「真剣、清朝、マンチェスター」
コブデンとブライト、と黒板に大きく書かれた。書いたのは世界史の先生、ぼくはさっそくそれをノートに書き写す。コブデンとブライトは、19世紀イギリスの政治家で、当時産業革命の中心として大いに栄えたマンチェスターに拠点を置き、自由貿易を推進する政治運動を行った。その政治的成果としては、1846年の穀物法廃止(先生はこれも大きく書いた。ぼくは赤字で年号と“穀物法”をノートに記す)が特記されるが、政治思想としてのマンチェスター学派は「自由主義貿易さえすれば戦争もなくなり、人々は平和に、平等に暮らせるようになる」という実になんというか今の目から見ればのどかなものであったという。1840年にはその自由貿易の結果として中国の清朝とイギリスの間にアヘン戦争が起こり、マンチェスター学派の夢は脆くも崩れ去った。もっともマンチェスター学派の名前までは大学受験レベルで出ることはほとんどないから、覚えなくていい、という。

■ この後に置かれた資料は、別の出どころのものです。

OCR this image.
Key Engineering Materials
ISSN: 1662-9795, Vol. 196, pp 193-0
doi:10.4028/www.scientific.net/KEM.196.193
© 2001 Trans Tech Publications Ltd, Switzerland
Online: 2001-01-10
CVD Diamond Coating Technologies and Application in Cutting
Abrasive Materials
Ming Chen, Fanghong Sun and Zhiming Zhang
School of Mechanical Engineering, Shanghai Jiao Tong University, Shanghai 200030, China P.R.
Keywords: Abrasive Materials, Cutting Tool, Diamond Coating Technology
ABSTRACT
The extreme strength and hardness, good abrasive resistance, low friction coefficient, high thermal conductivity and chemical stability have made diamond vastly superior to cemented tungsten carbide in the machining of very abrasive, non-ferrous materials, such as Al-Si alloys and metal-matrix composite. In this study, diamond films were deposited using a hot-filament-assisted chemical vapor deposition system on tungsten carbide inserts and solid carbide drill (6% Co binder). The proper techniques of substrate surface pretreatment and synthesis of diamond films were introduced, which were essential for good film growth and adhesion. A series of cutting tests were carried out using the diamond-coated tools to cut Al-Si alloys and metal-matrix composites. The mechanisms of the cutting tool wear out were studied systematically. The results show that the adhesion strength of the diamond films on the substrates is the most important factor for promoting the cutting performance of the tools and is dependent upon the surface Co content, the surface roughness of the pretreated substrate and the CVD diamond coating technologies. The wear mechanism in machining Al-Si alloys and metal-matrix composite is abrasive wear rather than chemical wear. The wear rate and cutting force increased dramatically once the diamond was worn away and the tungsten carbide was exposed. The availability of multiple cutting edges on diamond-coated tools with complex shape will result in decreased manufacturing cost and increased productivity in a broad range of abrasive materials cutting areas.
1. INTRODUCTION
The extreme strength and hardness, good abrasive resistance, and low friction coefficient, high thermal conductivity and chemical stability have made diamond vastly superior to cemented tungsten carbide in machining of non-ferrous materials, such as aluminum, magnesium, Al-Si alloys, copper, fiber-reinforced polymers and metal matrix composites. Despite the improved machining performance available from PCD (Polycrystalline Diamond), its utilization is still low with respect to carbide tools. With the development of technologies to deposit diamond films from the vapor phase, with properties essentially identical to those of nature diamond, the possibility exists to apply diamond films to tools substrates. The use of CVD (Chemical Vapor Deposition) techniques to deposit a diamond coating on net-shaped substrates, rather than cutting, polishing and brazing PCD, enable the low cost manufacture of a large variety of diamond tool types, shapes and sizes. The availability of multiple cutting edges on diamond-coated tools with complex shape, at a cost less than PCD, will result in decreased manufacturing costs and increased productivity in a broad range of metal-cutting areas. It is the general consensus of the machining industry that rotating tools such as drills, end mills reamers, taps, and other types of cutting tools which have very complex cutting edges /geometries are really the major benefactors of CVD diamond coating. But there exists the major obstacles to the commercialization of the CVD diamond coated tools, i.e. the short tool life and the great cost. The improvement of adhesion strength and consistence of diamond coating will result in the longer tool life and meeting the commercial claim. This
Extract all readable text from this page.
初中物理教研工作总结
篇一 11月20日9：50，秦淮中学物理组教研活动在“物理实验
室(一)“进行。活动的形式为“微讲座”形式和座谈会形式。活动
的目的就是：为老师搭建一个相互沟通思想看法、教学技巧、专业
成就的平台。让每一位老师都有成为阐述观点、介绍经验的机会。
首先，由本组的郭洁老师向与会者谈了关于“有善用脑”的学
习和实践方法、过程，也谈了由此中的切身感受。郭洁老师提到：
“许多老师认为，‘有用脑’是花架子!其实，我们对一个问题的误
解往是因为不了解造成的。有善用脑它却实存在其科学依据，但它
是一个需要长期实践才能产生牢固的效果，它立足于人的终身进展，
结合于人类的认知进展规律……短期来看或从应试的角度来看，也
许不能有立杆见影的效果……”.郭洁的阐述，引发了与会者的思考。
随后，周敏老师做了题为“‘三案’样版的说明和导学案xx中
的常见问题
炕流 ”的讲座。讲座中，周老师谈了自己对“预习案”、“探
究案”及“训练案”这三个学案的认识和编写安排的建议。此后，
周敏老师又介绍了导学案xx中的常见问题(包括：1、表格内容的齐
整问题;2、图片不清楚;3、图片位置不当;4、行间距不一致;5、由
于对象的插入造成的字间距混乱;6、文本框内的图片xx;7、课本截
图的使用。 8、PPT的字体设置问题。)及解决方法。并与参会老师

なるほどそうかもしれない。だが、入試には出なくても授業に出た以上は期末テストには出るかもしれないわけで、ぼくはマンチェスター学派のこともきっちり板書を取る。何故って。実は、約束をしているからだ。クラスメイトの玄野さんと、次の期末の総合成績で勝った方が何でも一つ好きな命令をしてよい、ということを。真剣勝負なのである。
で、結果を言えば、ぼくは負けた。マンチェスター学派の問題は解けたが、やっぱり理系科目での劣勢は覆せなかったのである。
そして彼女はぼくに命令した。
「今度の日曜日、私とデートしなさい」
くそう。本当はぼくの方から誘いたかったのに。